Peaceful Co-existence of Israel and Palestine Is the Only Way Out

Standing next to the smiling Israeli prime minister, Benjamin Netanyahu, former President of US, Donald Trump announced a 181-page Middle East plan, dubbed as “the deal of the century,” to cheers and applause in January 2020. It was a cruel sham. Palestinian leaders were conspicuous by their absence from the launch, having pre-emptively rejected the proposal, citing flagrant bias. Anyway, no Palestinian leaders were consulted on Trump’s Middle East plan, nor were they invited to the launch.

The on-going Israeli-Palestinian military conflict has proved that Trump’s Middle East plan has joined the ranks of many failed deals of the century, starting with the Balfour Declaration of 1917. The 181-page “deal of the century” essentially proposed:

  • Redrawing the boundaries to incorporate the vast majority of illegal Israeli settlements in West Bank into Israeli territory and annexing the Jordan Valley;
  • Recognizing “Al Quds” (Arabic name for Jerusalem) as the capital of a future State of Palestine while also, in contradiction, recognizing Jerusalem as the “undivided capital” of Israel;
  • Requiring that the future State of Palestine to remain fully demilitarized; and
  • Denying the internationally-recognized Right of Return to Palestinian refugees.

The city of Jerusalem is sacred to many religious traditions, including the Jewish religious movement of Judaism, Christianity and Islam which consider it a holy city. Since last week, the world has been witnessing a mayhem in the Middle-East, which stemmed from clashes at the most sensitive place in Jerusalem — the revered plateau site of Al-Aqsa Mosque and the iconic golden Dome of the Rock.

The Israeli-Palestinian conflict is one of the world’s longest-running and most neglected conflicts by the international community. After the Ottoman Empire was defeated in World War I, the British took control of the area known as Palestine. The land was inhabited by a Jewish minority and Arab majority. Tensions between the two peoples grew when the international community gave Britain, after World War II, the task of establishing a “national home” in Palestine for the persecuted Jewish people.

In 1947, the United Nations voted for Palestine to be split into separate Jewish and Arab states, with Jerusalem becoming an international city. This partition plan mandated 53% of the land to the Jewish-majority state (Israel) and 47% to the Palestinian-majority state (Palestine). That plan was accepted by Jewish leaders but rejected by the Arab side. After two deadly wars in 1948 and 1967 with its Arab neighbours, Israel had taken up 78% of the historical Palestine. Palestinian territory shrank to 22 per cent — consisting of Gaza Strip and some 40% of West Bank. In the last 50 years, the Israeli government has transferred between 600,000 and 750,000 Jewish Israelis to the West Bank and East Jerusalem, in at least 160 settlements and outposts, as per some reports. In 2007, Hamas, an anti-Israel military group, took over Gaza Strip. The Palestinian Authority controls close to 40% of West Bank today.

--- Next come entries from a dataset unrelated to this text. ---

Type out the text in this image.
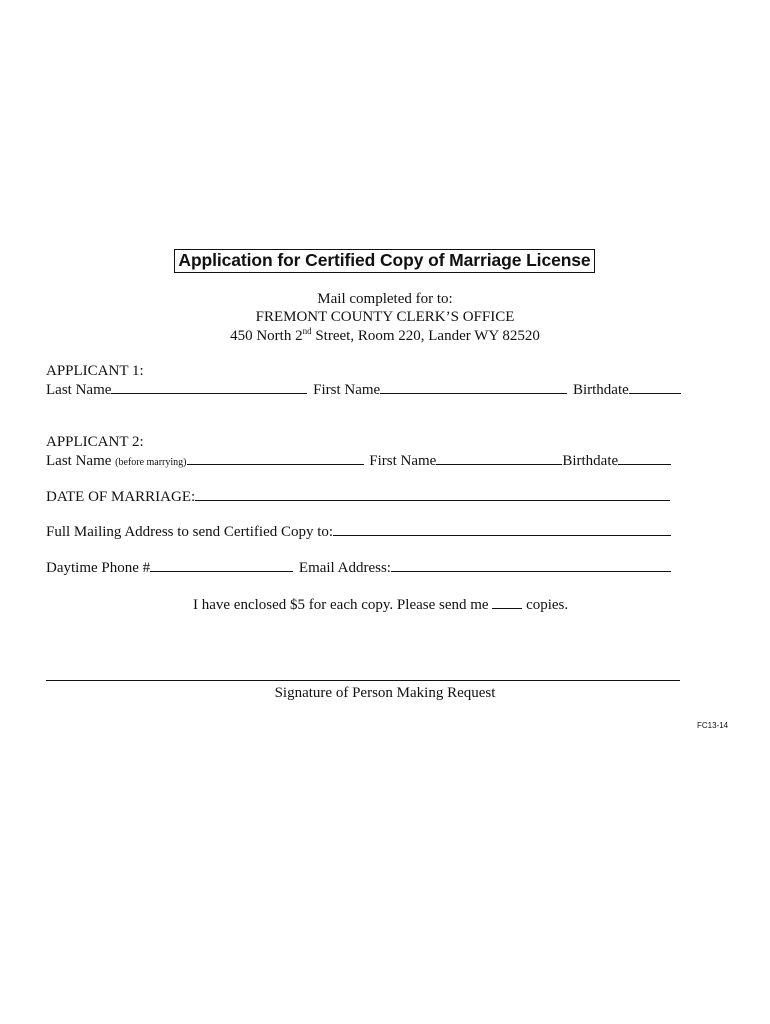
Application for Certified Copy of Marriage License
Mail completed for to:
FREMONT COUNTY CLERK’S OFFICE
450 North 2nd Street, Room 220, Lander WY 82520
APPLICANT 1:
Last Name	First Name	Birthdate
APPLICANT 2:
Last Name (before marrying)	First Name	Birthdate
DATE OF MARRIAGE:
Full Mailing Address to send Certified Copy to:
Daytime Phone #	Email Address:
I have enclosed $5 for each copy. Please send me  copies.
Signature of Person Making Request
FC13-14
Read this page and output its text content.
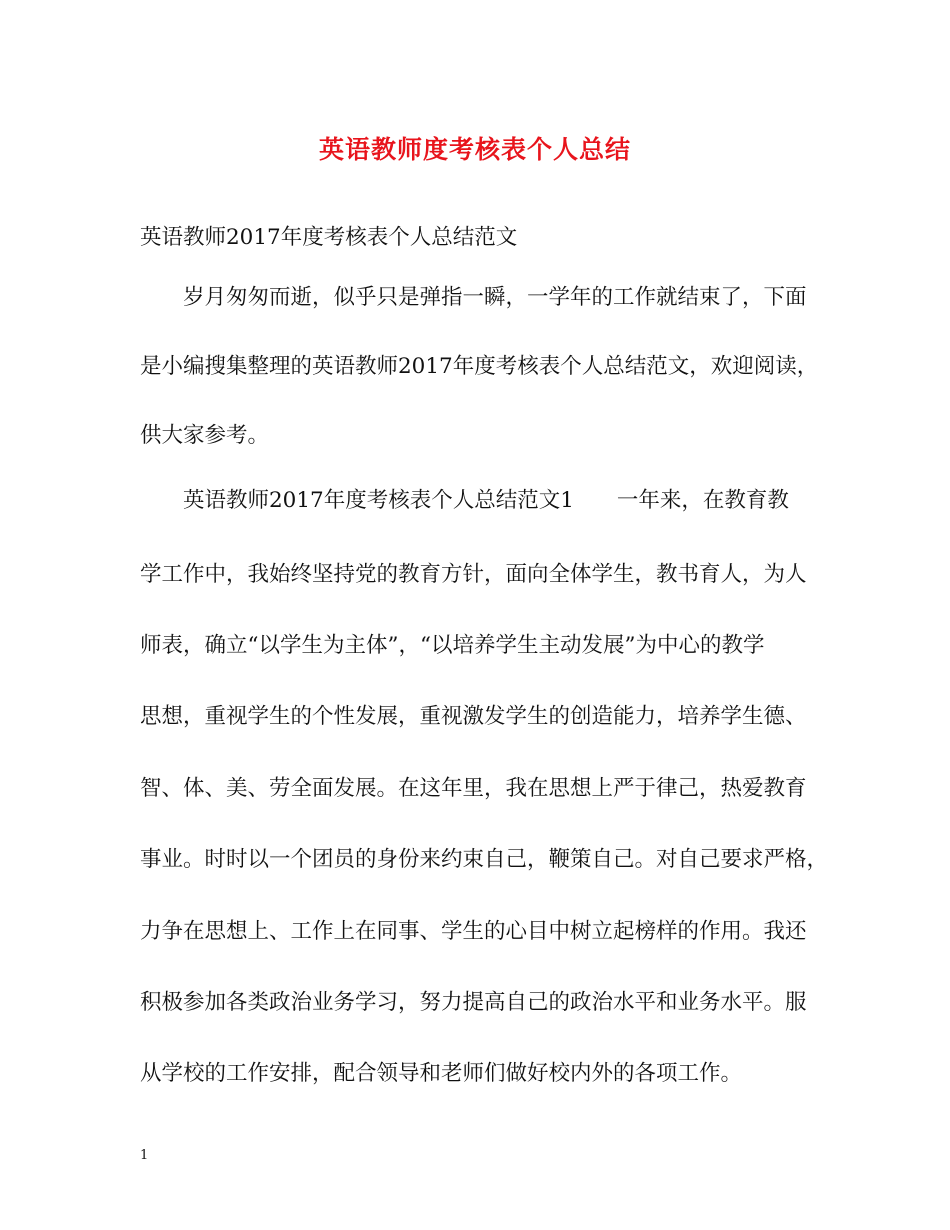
英语教师度考核表个人总结
英语教师2017年度考核表个人总结范文
　　岁月匆匆而逝，似乎只是弹指一瞬，一学年的工作就结束了，下面
是小编搜集整理的英语教师2017年度考核表个人总结范文，欢迎阅读，
供大家参考。
　　英语教师2017年度考核表个人总结范文1　　一年来，在教育教
学工作中，我始终坚持党的教育方针，面向全体学生，教书育人，为人
师表，确立“以学生为主体”，“以培养学生主动发展”为中心的教学
思想，重视学生的个性发展，重视激发学生的创造能力，培养学生德、
智、体、美、劳全面发展。在这年里，我在思想上严于律己，热爱教育
事业。时时以一个团员的身份来约束自己，鞭策自己。对自己要求严格，
力争在思想上、工作上在同事、学生的心目中树立起榜样的作用。我还
积极参加各类政治业务学习，努力提高自己的政治水平和业务水平。服
从学校的工作安排，配合领导和老师们做好校内外的各项工作。
1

The cycle of mutual terror and suffering must not be allowed to continue by the international community. Jews and Arabs living side by side can and would do better. For that to happen – both the Israeli and the Palestinian authorities should have statesman-like leaders and there should be a non-partisan and honest mediation effort by the international community.

Benjamin Netanyahu is a hawkish leader, who de- facto rejects the UN-backed two-state solution, supports annexation of Palestinian land in the West Bank and East Jerusalem and shows discriminatory attitude towards Israeli Arabs. Mahmoud Abbas is a discredited figure who presides over the Palestinian Authority. Hamas is an oppressive, aggressive militant organization that depends on Qatar and Iran for military support, rejects Israel’s right to exist and evidently has no qualms about using its own people as human shields to advance its claim to Palestine’s leadership.

Both sides need fresh leaders, infused with a vision for peace. The United Nations needs to lead fresh international efforts in order to solve the long-standing conflict which has been consuming the lives of innocent people for more than seven decades.

The views and opinions expressed in this article are those of the author.